У графа заведен строжайший порядок с математически точным расчисле-нием времени, между тем сам хозяин не без странностей. Наружность его довольно оригинальна. Он порядочного росту и крайне худ; вдоль впалых щек седые бакенбарды; над глазами зеленый зонтик. Я упомянул о вечерних занятиях; это не совсем так: вернее называть их ночными. Уже много лет министр страдает бессонницей; по этой причине для большинства подчиненных назначен прием по ночам. Я просиживаю в кабинете графа от полуночи до трех часов утра, и при мне то и дело приезжают чиновники с докладами.
Иногда после занятий, когда весь дом давно спит, мы с графом разыгрываем скрипичные дуэты.
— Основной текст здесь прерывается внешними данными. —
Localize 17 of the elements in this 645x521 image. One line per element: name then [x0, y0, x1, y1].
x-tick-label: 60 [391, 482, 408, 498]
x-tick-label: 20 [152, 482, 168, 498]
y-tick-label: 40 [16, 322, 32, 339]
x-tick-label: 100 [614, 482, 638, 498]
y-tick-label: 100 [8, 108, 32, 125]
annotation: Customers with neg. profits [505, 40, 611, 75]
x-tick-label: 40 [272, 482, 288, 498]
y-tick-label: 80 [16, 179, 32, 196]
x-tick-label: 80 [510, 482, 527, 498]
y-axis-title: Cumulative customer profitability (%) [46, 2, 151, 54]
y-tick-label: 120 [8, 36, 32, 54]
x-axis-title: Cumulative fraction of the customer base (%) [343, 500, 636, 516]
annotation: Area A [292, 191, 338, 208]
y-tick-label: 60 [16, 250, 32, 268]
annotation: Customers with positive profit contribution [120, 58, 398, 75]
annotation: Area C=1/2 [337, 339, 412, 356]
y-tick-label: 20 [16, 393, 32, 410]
Таков граф Егор Францевич Канкрин, министр финансов, главный и непосредственный мой начальник.
Разумеется, еще задолго до Нового года я навестил нижегородских друзей.
Соломон Михайлыч постарел и редко выезжает; все свободное время проводит он подле страдальческого ложа своей супруги. Николенька красавец: кавалергардский мундир чрезвычайно идет ему; в чертах прекрасного цветущего лица какое-то горделивое добродушие.
Натуленька… нет, я не смею называть ее этим именем. Когда впервые после четырехлетней разлуки предстал передо мною ее божественный лик, я понял, что любовь идеальная, чистая и святая ни на секунду не угасала в душе моей.
У Николеньки я часто встречаю его полковых товарищей: Полетику, Бе-танкура, князя Куракина, барона Дантеса. Круг моих знакомств приметно расширяется: теперь я принят у князя Одоевского и у графа Виельгорского. С двумя последними меня сблизила любовь к музыке.
Барон Дантес красивый, видный, превосходно воспитанный молодой человек моих лет. До мозга костей легитимист, вандеец; из Сен-Сирской школы исключили его за монархическую манифестацию. Он не унывает и верит в свою звезду. Сошлись мы быстро; я даже получил приглашение к нему на свадьбу.
Мишель из Царского Села, где стоит его полк, ездит постоянно в столицу: общее правило молодых лейб-гусарских офицеров. Он все такой же: большеголовый, сутулый, с тем же пронзительным взором и едкими гримасами. Бабушка в нем по-прежнему души не чает.
Ровно неделю назад, в воскресенье утром, Мишель явился ко мне. "Едем, Володя, в мастерскую Брюлова смотреть новую картину". Отправились. Мишель всю дорогу рассказывал анекдоты, и мы незаметно приблизились к цели нашего путешествия. Самого Брюлова дома не было, но нас впустили. Картина еще не совсем закончена. Это историческая композиция, суровая и мрачная. В мастерской присутствовал и давал объяснения молодой гвардейский поручик Гайстер. По фамилии я принял его за немца, но оказался он полтавским хохлом. (Гайстер по-малороссийски значит аист.) Покуда мы рассматривали картину, дверь тихо отворилась; вошла девушка, молодая и красивая. Гайстер нас с нею познакомил, сказавши, что это натурщица, панна Клара. Мишель сразу начал волочиться за ней, меня же всего более поразило удивительное сходство юной польки с горничной Натуленьки, которую года четыре назад выдали за камердинера Афродита.
- До чего эта натурщица похожа на Маврушку, - сказал я Мишелю, возвращаясь от Брюлова.
- На какую Маврушку?
- На камеристку Натали Мартыновой.
- Какая у тебя счастливая память. Никакой Маврушки я не помню, а с этой Кларой не худо свести интрижку.
Надо же было так случиться, что на следующий день довелось мне услыхать и о Маврушке. Я отдыхал у себя; вдруг входит мой человек с докладом:
живописец Егоров. Велико было удивление мое, когда в неизвестном посетителе узнал я Афродита.
Передо мною стоял одетый по моде молодой человек с изысканными манерами. Заговорить на "ты" я - не решился и предложил ему стул. Он сел скромно, без малейшего стеснения. Из краткой беседы я узнал, что эти четыре года он и жена его провели в Италии, откуда возвратились недавно с "Последним днем Помпеи", и что только накануне от Гайстера уведомился он о моем здесь пребывании. Теперь Афродит пришел просить меня в крестные к сыну Михаилу.
Обряд совершился третьего дня; кумой была Варвара Николаевна Асенкова, знаменитая актриса; на зубок новорожденному положил я клюнгер.
Афродит поселился на Гороховой в прекрасной квартире. Входя к нему, видишь сразу, что попал к художнику. На всем поэтический колорит: изящная мебель, картины Брюлова, Моллера, Мокрицкого и самого хозяина; рисунки, гравюры; бюсты.